La rue José Blanc a été inaugurée en présence de son épouse Jeanne, ses filles Lydie et Chantal en présence de Jean-Pierre Bastiani.

La rue José Blanc a été inaugurée en présence de son épouse Jeanne, ses filles Lydie et Chantal en présence de Jean-Pierre Bastiani.

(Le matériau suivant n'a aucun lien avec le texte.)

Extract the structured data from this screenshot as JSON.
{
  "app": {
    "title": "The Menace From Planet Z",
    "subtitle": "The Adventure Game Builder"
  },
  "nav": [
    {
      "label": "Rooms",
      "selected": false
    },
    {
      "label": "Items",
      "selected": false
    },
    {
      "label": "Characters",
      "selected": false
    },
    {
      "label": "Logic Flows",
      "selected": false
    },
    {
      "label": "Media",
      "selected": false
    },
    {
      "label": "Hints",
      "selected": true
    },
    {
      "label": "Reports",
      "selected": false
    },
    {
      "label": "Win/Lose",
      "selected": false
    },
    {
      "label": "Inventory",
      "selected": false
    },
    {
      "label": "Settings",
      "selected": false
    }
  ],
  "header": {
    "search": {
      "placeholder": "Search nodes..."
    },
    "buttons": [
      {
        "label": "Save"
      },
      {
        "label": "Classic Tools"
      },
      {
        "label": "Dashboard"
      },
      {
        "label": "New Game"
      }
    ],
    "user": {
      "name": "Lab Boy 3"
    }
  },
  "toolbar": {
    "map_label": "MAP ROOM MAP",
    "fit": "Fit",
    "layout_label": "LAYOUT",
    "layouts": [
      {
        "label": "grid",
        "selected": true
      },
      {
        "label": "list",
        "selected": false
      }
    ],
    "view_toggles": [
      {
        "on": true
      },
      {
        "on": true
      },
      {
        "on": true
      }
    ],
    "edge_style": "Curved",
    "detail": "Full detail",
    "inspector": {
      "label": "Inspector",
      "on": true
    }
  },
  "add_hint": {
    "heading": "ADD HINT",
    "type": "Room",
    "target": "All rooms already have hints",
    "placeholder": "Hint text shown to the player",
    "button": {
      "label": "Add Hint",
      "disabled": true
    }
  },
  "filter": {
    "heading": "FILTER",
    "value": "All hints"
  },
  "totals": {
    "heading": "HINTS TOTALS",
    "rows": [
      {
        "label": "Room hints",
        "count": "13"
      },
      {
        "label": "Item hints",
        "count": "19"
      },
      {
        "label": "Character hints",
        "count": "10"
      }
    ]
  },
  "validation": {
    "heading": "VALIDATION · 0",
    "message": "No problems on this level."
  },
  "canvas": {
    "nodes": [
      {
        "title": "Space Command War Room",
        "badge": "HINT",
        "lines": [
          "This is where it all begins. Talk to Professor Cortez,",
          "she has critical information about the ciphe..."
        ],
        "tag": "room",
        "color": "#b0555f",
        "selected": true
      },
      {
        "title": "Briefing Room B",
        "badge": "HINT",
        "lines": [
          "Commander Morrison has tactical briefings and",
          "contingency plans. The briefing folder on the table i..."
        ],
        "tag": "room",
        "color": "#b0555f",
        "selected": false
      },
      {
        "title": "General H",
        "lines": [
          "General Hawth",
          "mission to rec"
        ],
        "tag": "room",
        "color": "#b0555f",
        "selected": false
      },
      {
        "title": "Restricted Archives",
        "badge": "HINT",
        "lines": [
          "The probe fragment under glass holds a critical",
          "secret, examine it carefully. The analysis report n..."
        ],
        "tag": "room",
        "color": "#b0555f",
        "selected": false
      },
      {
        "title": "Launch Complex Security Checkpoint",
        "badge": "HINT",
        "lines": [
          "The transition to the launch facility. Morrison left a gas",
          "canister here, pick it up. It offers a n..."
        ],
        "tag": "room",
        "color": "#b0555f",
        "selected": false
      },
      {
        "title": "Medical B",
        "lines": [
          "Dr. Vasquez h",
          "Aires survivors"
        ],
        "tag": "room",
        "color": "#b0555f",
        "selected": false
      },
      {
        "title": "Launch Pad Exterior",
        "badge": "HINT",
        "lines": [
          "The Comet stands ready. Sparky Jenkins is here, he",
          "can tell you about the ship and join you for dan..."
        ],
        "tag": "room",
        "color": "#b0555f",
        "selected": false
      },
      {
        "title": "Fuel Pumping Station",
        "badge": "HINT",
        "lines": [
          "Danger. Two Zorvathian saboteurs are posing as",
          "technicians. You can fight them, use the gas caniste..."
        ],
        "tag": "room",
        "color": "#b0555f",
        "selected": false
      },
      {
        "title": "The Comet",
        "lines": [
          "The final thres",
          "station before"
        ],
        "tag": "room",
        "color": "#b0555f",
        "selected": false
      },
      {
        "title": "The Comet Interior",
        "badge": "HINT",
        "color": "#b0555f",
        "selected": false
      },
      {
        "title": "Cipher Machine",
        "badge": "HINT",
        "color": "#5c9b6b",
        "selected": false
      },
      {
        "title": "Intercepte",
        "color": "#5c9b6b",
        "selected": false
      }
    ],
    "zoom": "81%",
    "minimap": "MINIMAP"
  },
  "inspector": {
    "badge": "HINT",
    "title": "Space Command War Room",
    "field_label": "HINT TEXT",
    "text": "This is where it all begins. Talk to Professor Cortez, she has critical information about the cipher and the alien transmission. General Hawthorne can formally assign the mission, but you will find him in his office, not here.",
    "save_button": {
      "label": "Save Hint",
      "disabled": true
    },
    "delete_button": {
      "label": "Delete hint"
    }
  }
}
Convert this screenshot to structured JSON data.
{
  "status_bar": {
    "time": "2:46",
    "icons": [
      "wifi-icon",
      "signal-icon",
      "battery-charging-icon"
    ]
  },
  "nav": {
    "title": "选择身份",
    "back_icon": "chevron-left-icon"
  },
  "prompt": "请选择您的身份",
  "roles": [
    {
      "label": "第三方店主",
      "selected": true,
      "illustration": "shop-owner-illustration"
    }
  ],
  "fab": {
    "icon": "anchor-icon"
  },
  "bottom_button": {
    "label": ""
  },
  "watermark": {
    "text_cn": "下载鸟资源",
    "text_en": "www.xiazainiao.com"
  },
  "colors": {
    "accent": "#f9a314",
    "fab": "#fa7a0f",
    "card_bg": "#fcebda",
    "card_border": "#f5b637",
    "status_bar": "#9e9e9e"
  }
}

Nous revenons sur l'inauguration des rues dédiées aux résistants de la dernière guerre en rappelant ce qu'ils avaient fait pour la France. José Blanc était réfugié espagnol et avait combattu dans l'armée républicaine. Il a ensuite été volontaire pour prolonger le combat en s'engageant au 3e régiment étranger d'infanterie. Il est l'un des premiers à rejoindre la 1re division des forces françaises libres. Muté à la légion étrangère, il participe aux campagnes du Levant, d’Égypte, de Lybie, de Tunisie et Tripolitaine puis à la campagne d'Italie. C'est en Italie qu'il se porte volontaire au sein d'un groupe de 6 légionnaires pour conquérir la position allemande au château de Radicofani situé au sommet d'un piton .Après avoir escaladé le rocher ils surprennent l'ennemi à la grenade et obtiennent le reddition de 90 allemands dont 3 officiers. Pour cet acte, il reçoit du Général de Gaulle la médaille militaire. Après l'Italie il participe au débarquement en Provence. C'est dans les Vosges qu'il est gravement blessé le 27 octobre 44. Rétabli, il reprend le combat et est à nouveau blessé le 28 janvier 45. Titualire de nombreuses citations et décorations il a reçu à Auterive la croix de chevalier de la légion d'honneur le 13 juillet 95 des mains du président de l'amicale des anciens légionnaires de la Haute Garonne. Jean-Pierre Bastiani a eu à cette occasion le plaisir de lui remettre la médaille d'honneur de la ville.